HANOVER, N.J. — Before defenders Michael Amir Murillo and Fidel Escobar left to join Panama in the FIFA World Cup, New York Red Bulls coach said his team would be “big Panama fans.”

While there was unilateral support for Panama’s first-ever World Cup game, a 3-0 loss to Belgium, there’s some dissension in the ranks as Los Canaleros prepares for their second match in Group  G on Sunday.

Their opponent is England.

Forward Bradley Wright-Phillips is English.

You can see where this is going.

“I don’t want Amir and Fidel to have bad games, but they’ve got to lose that one. I’m sorry,” Wright-Phillips told Pro Soccer USA. “They’re my boys, but they’ve got to lose. Either way, I benefit because England will go through and I’ll get my two good players back into my team.”

Panama currently sit at the bottom of the group on goal differential. An England win, coupled with a Belgium victory over Tunisia, would clinch spots in the knockout round for both of the pre-tournament favorites in Group G.

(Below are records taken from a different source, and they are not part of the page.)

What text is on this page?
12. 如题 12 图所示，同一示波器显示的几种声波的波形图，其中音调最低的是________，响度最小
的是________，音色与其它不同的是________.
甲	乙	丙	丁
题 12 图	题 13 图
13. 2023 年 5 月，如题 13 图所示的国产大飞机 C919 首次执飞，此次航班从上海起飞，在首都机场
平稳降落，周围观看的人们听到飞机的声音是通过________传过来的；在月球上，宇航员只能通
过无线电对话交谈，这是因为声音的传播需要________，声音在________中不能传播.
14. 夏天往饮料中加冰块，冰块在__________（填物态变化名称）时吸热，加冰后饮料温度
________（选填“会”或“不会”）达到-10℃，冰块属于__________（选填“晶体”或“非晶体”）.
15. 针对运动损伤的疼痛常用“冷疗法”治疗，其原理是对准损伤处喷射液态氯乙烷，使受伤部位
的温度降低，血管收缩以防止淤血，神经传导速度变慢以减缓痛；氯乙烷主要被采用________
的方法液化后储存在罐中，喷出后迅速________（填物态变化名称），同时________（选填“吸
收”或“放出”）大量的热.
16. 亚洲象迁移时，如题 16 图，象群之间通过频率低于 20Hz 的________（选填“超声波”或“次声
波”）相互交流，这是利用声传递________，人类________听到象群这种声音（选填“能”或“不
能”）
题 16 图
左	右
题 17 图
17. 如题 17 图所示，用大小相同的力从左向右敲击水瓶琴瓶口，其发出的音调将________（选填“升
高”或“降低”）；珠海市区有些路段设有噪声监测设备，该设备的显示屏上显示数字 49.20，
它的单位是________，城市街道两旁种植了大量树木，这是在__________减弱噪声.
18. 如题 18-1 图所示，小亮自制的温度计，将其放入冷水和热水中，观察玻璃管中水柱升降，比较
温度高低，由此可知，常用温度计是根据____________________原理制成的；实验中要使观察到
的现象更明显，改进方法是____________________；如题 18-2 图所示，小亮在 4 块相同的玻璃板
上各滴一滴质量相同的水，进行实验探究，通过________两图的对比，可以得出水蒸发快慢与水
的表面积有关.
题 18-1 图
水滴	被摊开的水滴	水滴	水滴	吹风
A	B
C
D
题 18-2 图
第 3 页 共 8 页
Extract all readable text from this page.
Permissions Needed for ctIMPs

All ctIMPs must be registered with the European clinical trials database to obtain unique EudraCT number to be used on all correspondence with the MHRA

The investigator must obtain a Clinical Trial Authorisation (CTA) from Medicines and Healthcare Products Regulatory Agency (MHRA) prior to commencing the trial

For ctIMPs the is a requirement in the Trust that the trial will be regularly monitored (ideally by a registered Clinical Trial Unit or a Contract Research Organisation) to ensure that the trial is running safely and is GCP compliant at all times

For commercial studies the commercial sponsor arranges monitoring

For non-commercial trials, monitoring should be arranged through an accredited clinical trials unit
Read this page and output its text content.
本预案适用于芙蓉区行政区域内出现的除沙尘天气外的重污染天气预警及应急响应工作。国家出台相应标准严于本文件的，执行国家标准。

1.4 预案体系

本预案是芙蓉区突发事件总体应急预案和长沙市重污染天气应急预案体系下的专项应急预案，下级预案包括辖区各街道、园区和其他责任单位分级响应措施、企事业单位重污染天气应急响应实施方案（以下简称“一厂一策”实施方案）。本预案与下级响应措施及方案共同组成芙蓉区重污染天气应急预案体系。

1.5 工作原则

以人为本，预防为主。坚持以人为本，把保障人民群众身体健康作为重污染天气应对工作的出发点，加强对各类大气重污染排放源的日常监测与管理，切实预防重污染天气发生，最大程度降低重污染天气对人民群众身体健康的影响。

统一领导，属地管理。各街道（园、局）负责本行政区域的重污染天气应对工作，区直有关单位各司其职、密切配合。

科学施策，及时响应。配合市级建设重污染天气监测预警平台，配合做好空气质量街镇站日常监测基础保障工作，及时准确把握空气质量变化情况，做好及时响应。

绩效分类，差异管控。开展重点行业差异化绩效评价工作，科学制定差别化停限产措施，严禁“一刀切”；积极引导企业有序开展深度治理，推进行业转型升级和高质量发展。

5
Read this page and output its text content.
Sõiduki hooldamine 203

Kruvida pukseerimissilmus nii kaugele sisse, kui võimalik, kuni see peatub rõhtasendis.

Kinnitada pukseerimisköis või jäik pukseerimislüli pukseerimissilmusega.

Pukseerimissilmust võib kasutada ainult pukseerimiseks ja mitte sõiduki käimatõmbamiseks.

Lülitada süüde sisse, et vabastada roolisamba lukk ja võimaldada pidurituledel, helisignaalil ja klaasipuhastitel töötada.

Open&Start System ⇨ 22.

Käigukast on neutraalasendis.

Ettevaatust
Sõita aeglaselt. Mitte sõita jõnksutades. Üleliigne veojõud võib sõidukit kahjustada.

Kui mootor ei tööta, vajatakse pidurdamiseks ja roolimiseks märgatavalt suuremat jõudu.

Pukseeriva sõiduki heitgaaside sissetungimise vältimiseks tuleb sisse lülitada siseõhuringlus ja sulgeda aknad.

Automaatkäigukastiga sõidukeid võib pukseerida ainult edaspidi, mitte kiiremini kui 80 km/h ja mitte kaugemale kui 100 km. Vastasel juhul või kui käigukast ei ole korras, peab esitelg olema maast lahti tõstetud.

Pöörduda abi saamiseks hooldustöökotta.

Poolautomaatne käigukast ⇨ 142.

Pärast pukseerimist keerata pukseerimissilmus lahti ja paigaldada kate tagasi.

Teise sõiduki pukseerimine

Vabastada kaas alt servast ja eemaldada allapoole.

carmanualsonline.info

Although Panama were on the wrong end of a 3-0 scoreline on Monday, Murillo and Escobar — who were both in the starting XI — impressed in 90-minute performances, especially to Marsch.

While not only holding their own against a Red Devils attack that included Eden Hazard (Chelsea), Romelu Lukaku (Manchester United) and Kevin De Bruyne (Manchester City), they also had Panama’s only two shots on frame.

“I thought they both held up really well. I thought Fidel was fantastic. Fidel dealt with transition moments, he dealt with aerial duels, he passed very well out of the back, tactically part of the line in a really good way,” Marsch said. “Amir showed his ease and quality at now making plays with the ball, but also his ability to defend certain moments and the edge that he has. Obviously we all watched the play where he almost was able to create a big chance and a goal and what a moment that would have been.”

Despite their first appearance on the world stage, both Murillo and Escobar — the youngest players among Panama’s defenders — looked comfortable in their skin.

That didn’t surprise Wright-Phillips.

“That’s them,” Wright-Phillips said. “When they first came, we got it wrong. We thought they weren’t trying hard, but they’re just really relaxed and comfortable in their ability. It wasn’t a surprise for me to see them  not nervous and just playing their game because I think that’s just how they are.”

So Wright-Phillips would like to see another solid outing from Murillo and Escobar with his preference being a repeat of the final score from Panama’s first match.

“It’s good to see guys you know playing on the biggest stage,” Wright-Phillips said. “It’s nice. I’m happy for them. They’ve done well individually and hopefully they can carry on.”